Winning your ex back – meaning of the “no contact rule”

Split

When a relationship ends, it is usually accompanied by a lot of emotional pain - for at least one of the two partners, the pain of the separation is probably great.

Relationship over: In the beginning there is the pain of separation
Relationship over: In the beginning there is the pain of separation

But not all hope is always lost...

We have already addressed this topic a few times in this blog and presented several strategies on how you can personally deal with a separation and how you can even rekindle love that has seemingly been lost.

As already mentioned in these articles, no one can give you a guarantee that you will actually win your ex-partner back. After all, we are dealing with a human being with free will.

The good news, however, is that you can significantly increase your chances of getting a fresh start if you follow a series of advice, tips and rules.

Since we have already covered this topic in previous articles, we would now like to focus on one of the most important rules and examine it in more detail: the fabled “no contact rule” .

Most partners find it difficult to quickly move on from a failed relationship. While this is probably true for you, this may also be the case for your ex-partner. This increases your chances. A survey yielded the following results on this topic:

Winning back your ex-partner - infographic 1
Winning back your ex-partner – These numbers confirm your chances

Definition in 2 sentences

The no contact rule is a self-determined period of 30 or 60 days during which absolutely no contact between you and your ex.
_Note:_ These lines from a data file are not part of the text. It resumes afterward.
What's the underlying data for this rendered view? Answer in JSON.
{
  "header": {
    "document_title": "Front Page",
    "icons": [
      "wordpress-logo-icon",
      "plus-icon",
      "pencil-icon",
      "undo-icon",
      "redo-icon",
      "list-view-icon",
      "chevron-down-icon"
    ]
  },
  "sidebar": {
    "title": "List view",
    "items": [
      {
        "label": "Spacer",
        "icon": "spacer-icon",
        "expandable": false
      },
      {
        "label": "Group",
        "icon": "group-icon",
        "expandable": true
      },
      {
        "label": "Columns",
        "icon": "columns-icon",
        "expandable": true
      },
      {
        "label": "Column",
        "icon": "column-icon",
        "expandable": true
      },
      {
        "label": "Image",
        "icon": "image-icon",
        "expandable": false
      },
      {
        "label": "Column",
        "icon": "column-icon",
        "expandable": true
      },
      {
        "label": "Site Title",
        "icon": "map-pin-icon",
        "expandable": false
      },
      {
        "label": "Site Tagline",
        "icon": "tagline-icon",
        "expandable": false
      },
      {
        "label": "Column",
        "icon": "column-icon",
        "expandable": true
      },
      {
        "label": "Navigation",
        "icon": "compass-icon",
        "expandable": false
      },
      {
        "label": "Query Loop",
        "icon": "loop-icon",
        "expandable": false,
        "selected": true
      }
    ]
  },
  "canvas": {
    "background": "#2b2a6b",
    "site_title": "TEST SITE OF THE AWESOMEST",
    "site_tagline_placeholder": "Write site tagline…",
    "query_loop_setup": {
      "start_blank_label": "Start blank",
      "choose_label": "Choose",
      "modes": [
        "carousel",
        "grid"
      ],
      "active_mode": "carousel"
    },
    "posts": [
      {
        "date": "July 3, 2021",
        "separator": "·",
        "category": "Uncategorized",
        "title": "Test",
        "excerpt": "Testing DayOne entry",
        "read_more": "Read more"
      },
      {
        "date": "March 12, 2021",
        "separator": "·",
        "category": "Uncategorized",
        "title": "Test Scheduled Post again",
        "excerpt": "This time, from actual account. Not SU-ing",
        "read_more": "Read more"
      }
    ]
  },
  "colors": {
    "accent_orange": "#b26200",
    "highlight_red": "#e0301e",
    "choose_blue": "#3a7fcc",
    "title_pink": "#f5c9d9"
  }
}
This means writing, chatting, interacting on social networks, making phone calls or meeting in person is completely taboo self-imposed contact ban .

What is the “no contact rule” about?

The “no contact rule” has proven itself time and again as an essential component of any successful strategy to win back your ex-partner We therefore want to pay particular attention to this phase on the way back into the hands of your ex-partner. So, what exactly is this about?

An even shorter and catchy definition could be: “A defined period of time in which you consciously ignore your ex-partner.”

Specifically, it is recommended not to initiate or respond to contact with your ex-partner for about a month. This means: no calls, no text messages, no visits, no stalking (not even on social media), etc.

You completely cut the person out of your life for a full 30 days. This also includes not asking about him/her, visiting his/her Facebook profile, and other ways to participate in his/her life in any way.

This may sound very difficult at first, but the work is worth it. Because this method usually has a very effective effect on the ex-partner.

Important : The first attempt usually promises much greater opportunities than the second. So you should use it!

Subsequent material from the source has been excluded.